LAWS(GAU)-2016-5-99

SHRI MRIDUL CHANDRA BORBORA Vs. SRI NARAYAN SAIKIA

Decided On May 12, 2016
Shri Mridul Chandra Borbora Appellant
V/S
Sri Narayan Saikia Respondents

JUDGEMENT

(1.) The order dated 25.2.2011 passed by the learned District Judge, Jorhat in Title Execution No. 1 of 2006 dismissing the execution case has been called in question in the present revision petition under Art. 227 of the Constitution of India. The aforesaid execution case was instituted by decree holder Mridul Chandra Borbora against the opposite party Nos. 1 to 8 herein for execution of a decree passed in Title Suit No. 44 of 2000. The decree was for recovery of khas possession evicting the defendants upon declaration of right of possession of the plaintiff over the suit land and also for mesne profit of Rs. 3000/ - along with interest @ 9% per annum from the date of decree till realization. The judgment debtors filed an application before the learned executing court challenging the execution on the ground that the aforesaid decree passed by the learned civil court was a nullity and so there was no question of execution of any decree at all. It was the case of the judgment debtors that the executing court may not have jurisdiction to go behind the decree but once it is established that a decree is a nullity in that event the executing court may refuse to execute the decree. According to them, this is a case of such nature. Reason being that the judgment debtors were original occupancy tenants under the decree holder within the mesneing of Sec. -5 of the Assam Temporarily Settled Areas Tenancy Act, 1971 (hereinafter referred to as Act). The landlord filed three rents cases against the tenant and obtained ex parte decree. Thereafter by putting the aforesaid decree in execution tenancy right of the occupancy tenant was sold in favour of the defendant No. 7 of the suit who did never get possession of the land and was not permitted to enter into the suit land. The landlord thereafter instituted the suit for declaration of their right of possession over the suit land and for declaration that defendants are trespassers and are liable to be evicted and also for realisation of money.

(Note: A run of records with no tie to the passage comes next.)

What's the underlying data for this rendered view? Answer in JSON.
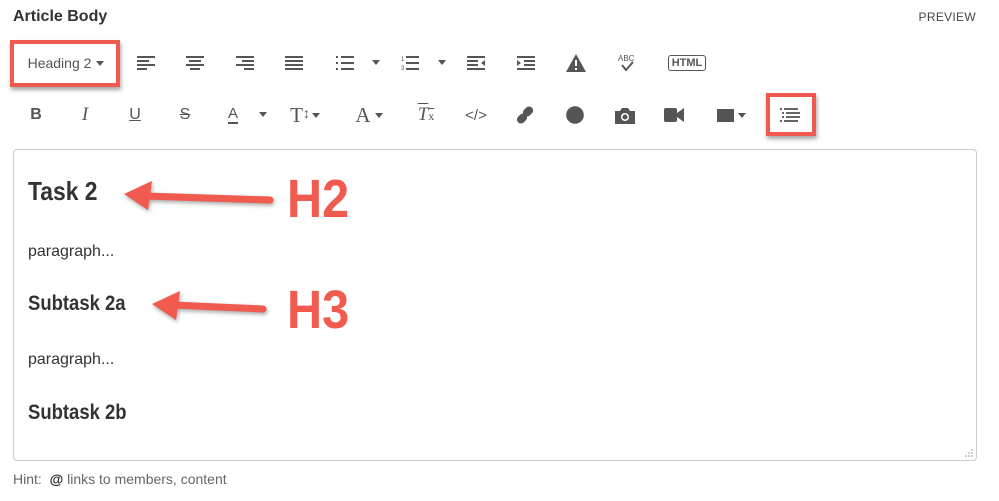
{
  "header": {
    "title": "Article Body",
    "preview_label": "PREVIEW"
  },
  "toolbar": {
    "format_select": "Heading 2",
    "html_label": "HTML",
    "spell_label": "ABC",
    "font_size_label": "T",
    "font_family_label": "A",
    "color_label": "A"
  },
  "content": {
    "h2": "Task 2",
    "p1": "paragraph...",
    "h3a": "Subtask 2a",
    "p2": "paragraph...",
    "h3b": "Subtask 2b"
  },
  "annotations": {
    "h2": "H2",
    "h3": "H3",
    "color": "#f05a4f"
  },
  "hint": {
    "label": "Hint:",
    "at": "@",
    "text": "links to members, content"
  }
}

(2.) The learned trial court decreed the suit ex parte holding that the defendants are trespassers and that they are liable to make payment of Rs. 3000/ - as mesne profit to the plaintiffs within a period of 2(two) months from the date of decree, failing which interest @ 9% was also decreed from the date of decree till realisation . This being the position, the judgment debtors being the occupancy tenants is an admitted fact. Once they are occupancy tenants, they could not have been evicted by a decree as referred to above. The judgment debtors therefore claimed that suit itself was a nullity. It is their further case that in the meantime, the judgment debtors had acquired Maliki right under Sec. 23 of the Act.

(3.) The decree holder filed objection contesting the application filed under Sec. 47 of the Code of Civil Procedure and after hearing both sides, the learned executing court passed the order on 25.2.2011 holding that the decree itself was a nullity and that the execution proceeding is liable to be rejected. This order has been called in question in the present revision petition. I have heard Mr. A.C. Sharma, learned counsel for the petitioner and Mr. D. Baruah, learned counsel for the opposite party.